"Treasures: The World's Cultures from the British Museum" features 309 artifacts and works of art from a premiere collection that trace the development of civilization.
The sprawling 52,000-square-foot exhibition at Victoria's Royal British Columbia Museum in western Canada runs from May 1 to September 30, 2009. A smaller version of the show, attended by 1.3 million people, toured nine Asian cities. This incarnation includes an additional 150 items, some specifically chosen to illustrate Vancouver Island's First Nations history. The objects displayed provide a vast panorama of human creative expression that began some 1.5 million years ago.
Organization of Treasures...
After an introduction to the British Museum, Treasures... is divided into seven areas: Africa, the Middle East, Europe, Asia, Oceania, the Americas and the Modern World. The galleries surround the Enlightenment Center, a hands-on activity room with computer stations devoted to four subjects: Death & Commemoration, Images of Beauty, Technology & Innovation and Language.
Prehistory, Egypt and Sub-Saharan Africa
Treasures... begins in mankind's remotest past with Early Stone Age handaxes (1.6-1.4 million B.C.) from Olduvai Gorge, Tanzania. Discovered by Kenyan archaeologist Louis Leakey (1903-1972), the creation of these lava block implements with a stone hammer distinguished humanity from the rest of the Animal Kingdom.
Egyptian civilization is introduced by a scale replica of the Rosetta Stone (196 B.C.), excavated in 1799 by Napoleon's troops. The granodiorite monument's combination of hieroglyphic, demotic and Greek scripts aided in the 1822 decipherment of ancient Egypt's language by French philologist Jean-François Champollion (1790-1832).
Artifacts describe Egyptian history, culture and funerary practices. Principal among them is the Ptolemaic Wooden Anthropoid Inner Coffin of Djeho (305-30 B.C.).
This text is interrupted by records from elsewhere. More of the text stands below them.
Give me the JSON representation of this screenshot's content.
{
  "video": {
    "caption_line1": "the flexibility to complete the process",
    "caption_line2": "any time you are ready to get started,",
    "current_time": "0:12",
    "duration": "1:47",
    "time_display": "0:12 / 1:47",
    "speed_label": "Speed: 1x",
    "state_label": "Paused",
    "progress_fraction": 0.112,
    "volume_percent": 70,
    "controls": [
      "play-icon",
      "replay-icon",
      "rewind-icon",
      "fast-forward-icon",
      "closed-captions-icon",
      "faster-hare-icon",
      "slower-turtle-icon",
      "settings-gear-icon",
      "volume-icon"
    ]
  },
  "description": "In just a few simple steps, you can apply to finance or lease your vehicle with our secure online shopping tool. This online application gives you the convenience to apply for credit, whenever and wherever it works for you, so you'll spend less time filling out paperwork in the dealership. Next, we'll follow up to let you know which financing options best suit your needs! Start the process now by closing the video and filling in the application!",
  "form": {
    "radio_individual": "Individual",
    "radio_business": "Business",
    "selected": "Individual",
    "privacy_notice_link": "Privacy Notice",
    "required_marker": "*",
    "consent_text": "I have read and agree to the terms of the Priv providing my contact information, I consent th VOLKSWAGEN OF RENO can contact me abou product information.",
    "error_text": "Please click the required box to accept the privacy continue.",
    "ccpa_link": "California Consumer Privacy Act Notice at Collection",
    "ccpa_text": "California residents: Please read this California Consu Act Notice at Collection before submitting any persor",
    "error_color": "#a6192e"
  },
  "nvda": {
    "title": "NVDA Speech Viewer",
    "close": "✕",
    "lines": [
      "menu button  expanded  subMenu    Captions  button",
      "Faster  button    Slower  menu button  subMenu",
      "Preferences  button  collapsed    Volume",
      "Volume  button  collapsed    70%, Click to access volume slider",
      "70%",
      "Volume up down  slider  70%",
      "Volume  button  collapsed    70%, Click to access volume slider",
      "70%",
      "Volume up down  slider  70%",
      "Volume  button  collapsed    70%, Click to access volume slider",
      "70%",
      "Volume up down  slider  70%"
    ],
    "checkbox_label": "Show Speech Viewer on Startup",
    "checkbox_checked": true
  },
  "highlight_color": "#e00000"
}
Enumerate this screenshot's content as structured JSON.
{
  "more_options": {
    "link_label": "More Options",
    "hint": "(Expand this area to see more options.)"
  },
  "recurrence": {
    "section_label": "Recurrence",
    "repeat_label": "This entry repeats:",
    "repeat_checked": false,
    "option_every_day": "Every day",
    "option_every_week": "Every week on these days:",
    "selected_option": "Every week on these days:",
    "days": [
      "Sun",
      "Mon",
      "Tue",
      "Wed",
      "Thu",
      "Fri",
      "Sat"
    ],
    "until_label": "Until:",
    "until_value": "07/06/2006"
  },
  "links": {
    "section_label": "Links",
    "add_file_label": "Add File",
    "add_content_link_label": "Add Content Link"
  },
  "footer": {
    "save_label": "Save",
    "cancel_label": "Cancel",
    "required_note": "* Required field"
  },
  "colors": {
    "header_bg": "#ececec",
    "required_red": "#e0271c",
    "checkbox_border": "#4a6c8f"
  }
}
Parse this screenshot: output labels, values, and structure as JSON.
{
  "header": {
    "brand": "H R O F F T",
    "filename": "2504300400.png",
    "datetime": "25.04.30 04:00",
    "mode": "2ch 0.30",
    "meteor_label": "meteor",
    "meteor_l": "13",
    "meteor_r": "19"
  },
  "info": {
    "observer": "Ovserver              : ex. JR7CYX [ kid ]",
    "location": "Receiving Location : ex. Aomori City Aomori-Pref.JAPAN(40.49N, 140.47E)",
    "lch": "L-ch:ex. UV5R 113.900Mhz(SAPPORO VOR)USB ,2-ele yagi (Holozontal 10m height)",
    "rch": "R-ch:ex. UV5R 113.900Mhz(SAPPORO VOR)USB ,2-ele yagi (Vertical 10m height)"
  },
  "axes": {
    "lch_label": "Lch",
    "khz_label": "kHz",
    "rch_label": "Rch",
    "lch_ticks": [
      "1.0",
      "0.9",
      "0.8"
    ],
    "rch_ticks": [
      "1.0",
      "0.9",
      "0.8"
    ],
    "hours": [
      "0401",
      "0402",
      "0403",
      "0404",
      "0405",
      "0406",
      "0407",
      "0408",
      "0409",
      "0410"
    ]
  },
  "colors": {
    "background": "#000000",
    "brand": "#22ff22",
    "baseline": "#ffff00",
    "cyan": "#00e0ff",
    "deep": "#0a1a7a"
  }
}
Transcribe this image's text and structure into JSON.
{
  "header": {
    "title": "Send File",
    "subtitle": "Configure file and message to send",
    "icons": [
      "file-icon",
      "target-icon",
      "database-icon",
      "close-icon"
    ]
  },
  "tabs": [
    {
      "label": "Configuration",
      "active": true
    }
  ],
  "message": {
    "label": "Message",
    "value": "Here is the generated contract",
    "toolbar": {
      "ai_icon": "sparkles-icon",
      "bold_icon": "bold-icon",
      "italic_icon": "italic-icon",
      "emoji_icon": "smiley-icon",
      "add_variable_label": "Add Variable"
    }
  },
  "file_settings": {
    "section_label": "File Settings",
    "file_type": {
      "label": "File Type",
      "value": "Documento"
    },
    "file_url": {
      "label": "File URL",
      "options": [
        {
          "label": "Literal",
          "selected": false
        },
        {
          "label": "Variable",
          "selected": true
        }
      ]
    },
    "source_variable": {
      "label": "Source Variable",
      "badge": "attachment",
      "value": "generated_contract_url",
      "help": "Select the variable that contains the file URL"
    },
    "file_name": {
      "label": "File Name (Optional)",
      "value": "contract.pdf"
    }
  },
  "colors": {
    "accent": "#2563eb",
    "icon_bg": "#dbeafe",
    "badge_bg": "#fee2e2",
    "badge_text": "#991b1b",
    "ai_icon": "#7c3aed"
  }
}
Embellished with gold leaf, the painted sarcophagus was designed for a man of high social standing. Beneath the lid's large amuletic collar is a representation of the sky goddess Nut, her wings protectively outstretched. Under the deity is an image of Djeho's mummy atop four canopic jars that stored his preserved stomach, intestines, lungs and liver. The coffin's vertical inscriptions safeguard the deceased in the afterlife.